Избранное. Том 1. Повести. Рассказы | страница 3



Итак, о Сорокской степи. «Здесь все могло быть. Говорят даже, что много тысяч лет тому назад стояло тут широкое, ласковое море. Но и у морей есть свои сроки, они тоже в положенное время собирают свои пожитки. Ушло и это море, оставив степи в наследство широкий, огромный простор с мелкой, едва прописанной волной».[3]

О многом могла бы рассказать Сорокская степь: и как «старательно носит сотни лет, от зерна к зерну, вкус хлеба насущного»; и как «гул земли вдруг вырвался наружу, засвистел пулями, загрохотал взрывами, и земля запросила глоток, последний глоток воды…»; и как «…опустошенная двухлетней засухой, захороненная в собственной ныли», лежала она «бездыханная и, казалось, вымерла вся»; и как ныне «старательно отдается из года в год стихии изобилия, и нет конца этим тоннам, этим гектолитрам, этим вагонам и цистернам».

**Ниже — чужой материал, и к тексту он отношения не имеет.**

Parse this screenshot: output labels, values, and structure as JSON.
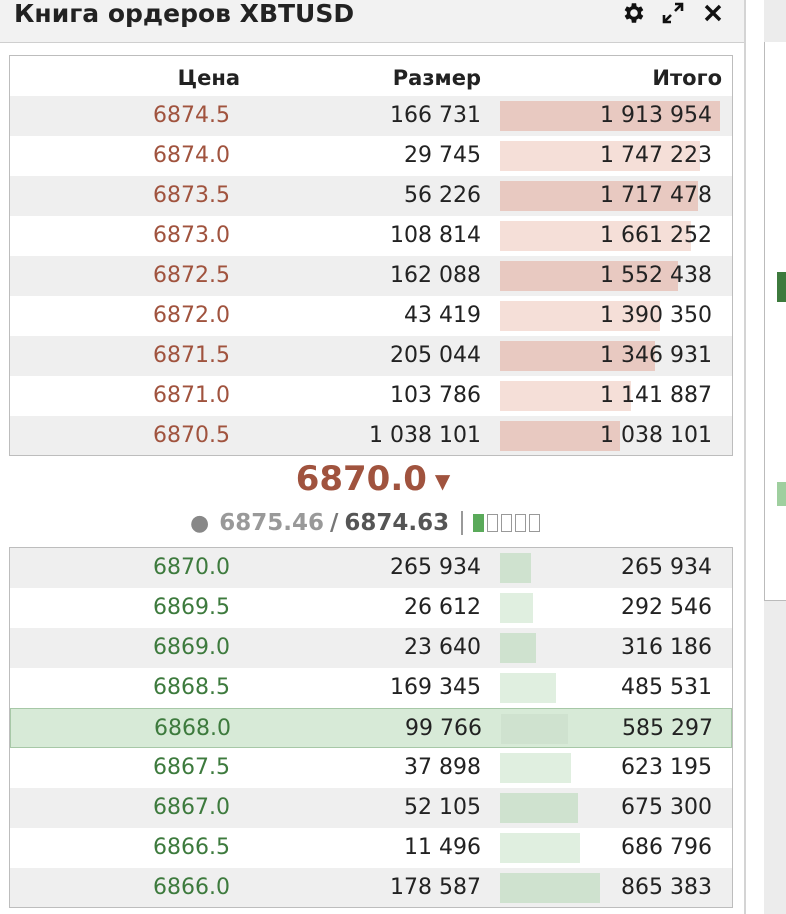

С подлинно лирической проникновенностью воспеваются автором летние ночи Сорокской степи: «Когда натруженные руки вдруг заноют сладко-сладко и им до боли захочется кого-то приласкать, когда затарахтит по деревне последняя запоздалая телега и ты вдруг почувствуешь себя бесконечно одиноким и станет жалко самого себя, — вот тогда-то и наступают они на севере Молдавии, эти летние степные ночи».

Степные ночи тебя «и пожалеют, и похвалят, и на улицу выманят. Напоят до одури густой синевой, пропоют тебе все песни, что в том году поются, и променяешь ты все, что тебе в жизни любо, на одну только синеву, на одну только тишь»; они очень любят «прибедняться, эти летние ночи. Им вечно не хватает хороших парней и красивых озорных девушек, и они их все разыскивают, выманивают из дому, и бедные матери ходят в ужасе: с ума сошли эти ночи…».

Ну а какая же степь не имеет дорог, что связывают ее с остальным миром? У Сорокской их множество. «Новые и старые, безыменные и с громкими именами, проселки, тропинки и перекрестки — весь этот ползущий, идущий, бегущий мир лежит, намертво сцепившись друг с другом, как вздувшиеся вены на руках старого землепашца».

У дорог тоже есть свое прошлое и настоящее, свой норов и свое имя («История этой тропинки была сложной и запутанной, из-за нее над чутурянами часто посмеивались, хотя если во все это вдуматься, то смешного окажется мало»; тропинка, напоминавшая «своей шершаво-мягкой поверхностью человеческую кожу, была с характером»; «она была хорошей дорогой с добрым именем… сделавшей много хорошего людям»). И становятся эти «исхоженные с детства дороги… такими родными, такими близкими…».